The shot composition and editing are superbly well-matched to the neo-noir style the film pursues. Cinematography buffs may note the film’s occasional use of split-diopter shots, in which an additional piece of convex glass is placed over half of the camera lens. This technique is a microcosm of cinematographer Evgenia Alexandrova’s knack for visual language; for example, one use of the split-diopter shows the emotional distance between Alves and his son, whom he has not seen in years.

 The film also makes frequent use of wipes and dissolves to transition between scenes, along with seemingly unmotivated zooms at the end of shots. This is because not only is “The Secret Agent” set amongst the backdrop of the 1970s, but it also reflects the filmmaking of that era in both content and form. 

Mendonça has cited the influence of the New Hollywood movement, including Directors Martin Scorsese and Brian De Palma. New Hollywood often interrogated the inconsistent ethical codes on both sides of the law, forcing the audience to reckon with how characters find meaning in arbitrary and brutal societies. This tonal nuance suits a story like “The Secret Agent” perfectly.  

For instance, although Alves flees from violent government forces in South Brazil, he nevertheless must collaborate with a corrupt municipal police chief in Recife. Steven Spielberg’s “Jaws” (1973), often screened at the cinema where Alves’ father-in-law is a projectionist, also takes on a metatextual role within the film.

However, many of the 1970s classics featured protagonists who acted more like stoic paragons of hyper-masculinity than three-dimensional characters. Instead, Mendonça’s filmmaking allows space for the characters to truly sit with their emotions and reckon with the authoritarian regime under which they live. 

Moura, who gained prominence for his role as Pablo Escobar in the Netflix series “Narcos” (2015-2017), delivers a knockout acting achievement more than worthy of the many awards it has received so far. Moura’s performance, reserved and simple at first, reveals itself to be a nesting doll that gives the audience more to chew on with every new line delivery or passing glance. 

Dual roles, all the rage as of late, require a rich understanding of multiple characters’ psychological nuances, and Moura’s emotional tightrope act is no different. In flashbacks that show Alves’ life before he became Marcelo, his confidence gives a glimpse into a man who has not yet been terrorized by the regime; this bygone assertiveness makes Alves’ pain in Recife all the more searing.

The film does not center only on Alves’ chilling predicament, however. Many important scenes are cross-cut with a historian, Flavia, listening to recordings of Alves in the present day.

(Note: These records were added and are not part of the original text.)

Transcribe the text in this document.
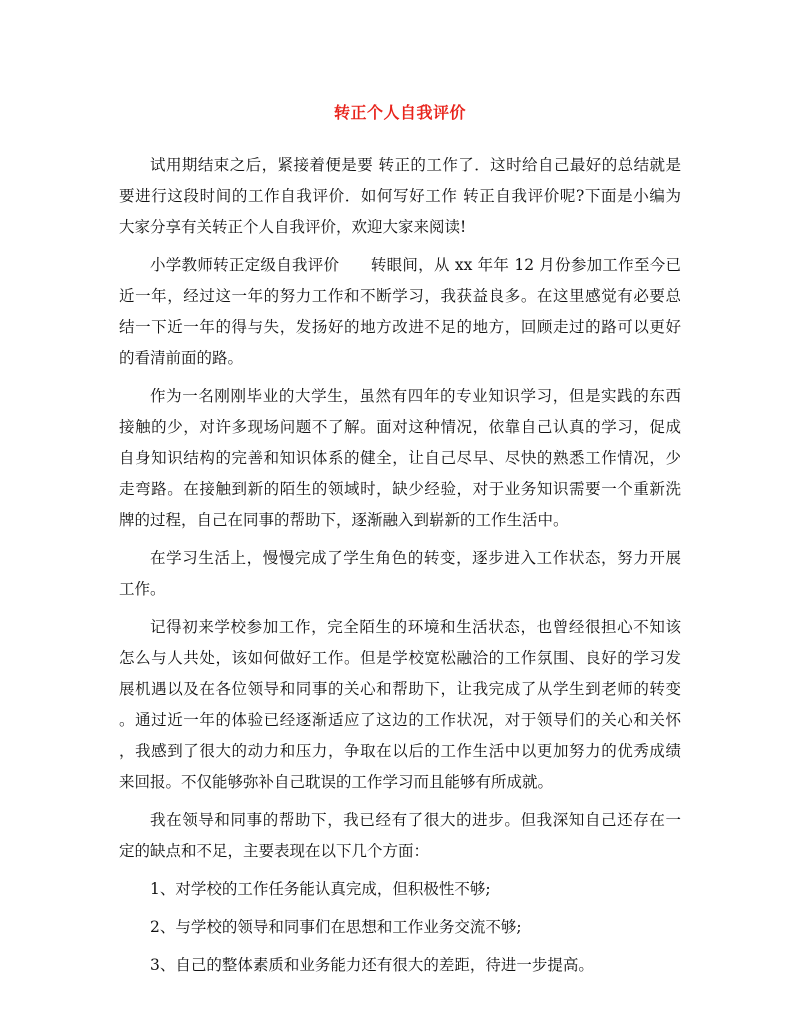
转正个人自我评价
试用期结束之后，紧接着便是要 转正的工作了．这时给自己最好的总结就是
要进行这段时间的工作自我评价．如何写好工作 转正自我评价呢?下面是小编为
大家分享有关转正个人自我评价，欢迎大家来阅读!
小学教师转正定级自我评价　　转眼间，从 xx 年年 12 月份参加工作至今已
近一年，经过这一年的努力工作和不断学习，我获益良多。在这里感觉有必要总
结一下近一年的得与失，发扬好的地方改进不足的地方，回顾走过的路可以更好
的看清前面的路。
作为一名刚刚毕业的大学生，虽然有四年的专业知识学习，但是实践的东西
接触的少，对许多现场问题不了解。面对这种情况，依靠自己认真的学习，促成
自身知识结构的完善和知识体系的健全，让自己尽早、尽快的熟悉工作情况，少
走弯路。在接触到新的陌生的领域时，缺少经验，对于业务知识需要一个重新洗
牌的过程，自己在同事的帮助下，逐渐融入到崭新的工作生活中。
在学习生活上，慢慢完成了学生角色的转变，逐步进入工作状态，努力开展
工作。
记得初来学校参加工作，完全陌生的环境和生活状态，也曾经很担心不知该
怎么与人共处，该如何做好工作。但是学校宽松融洽的工作氛围、良好的学习发
展机遇以及在各位领导和同事的关心和帮助下，让我完成了从学生到老师的转变
。通过近一年的体验已经逐渐适应了这边的工作状况，对于领导们的关心和关怀
，我感到了很大的动力和压力，争取在以后的工作生活中以更加努力的优秀成绩
来回报。不仅能够弥补自己耽误的工作学习而且能够有所成就。
我在领导和同事的帮助下，我已经有了很大的进步。但我深知自己还存在一
定的缺点和不足，主要表现在以下几个方面：
1、对学校的工作任务能认真完成，但积极性不够;
2、与学校的领导和同事们在思想和工作业务交流不够;
3、自己的整体素质和业务能力还有很大的差距，待进一步提高。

The recordings are then presented to Armando’s now-adult son, Fernando, who is also played by Moura. 

Flavia, through this listening, becomes an audience conduit, now privy to the history but unsure what to make of it. This temporal construction is a stroke of genius on the part of Mendonça, who was awarded Best Director for the film at the Cannes Film Festival last year. He has noted how, during the filmmaking process, he foregrounded the film’s political themes with the context of current Brazilian politics, which have been characterized by democratic backsliding in recent years. 

Through this epilogue, the audience must wrestle with the same question as Flavia: How should we look towards the past? “The Secret Agent” provides the answer: not through sterile analysis and emotional remove, but through intensely personal moments of love, anguish and tenderness. Then, and only then, do we have the power to use history not as a means to justify our pessimism, but instead to color the present with the hues of memory.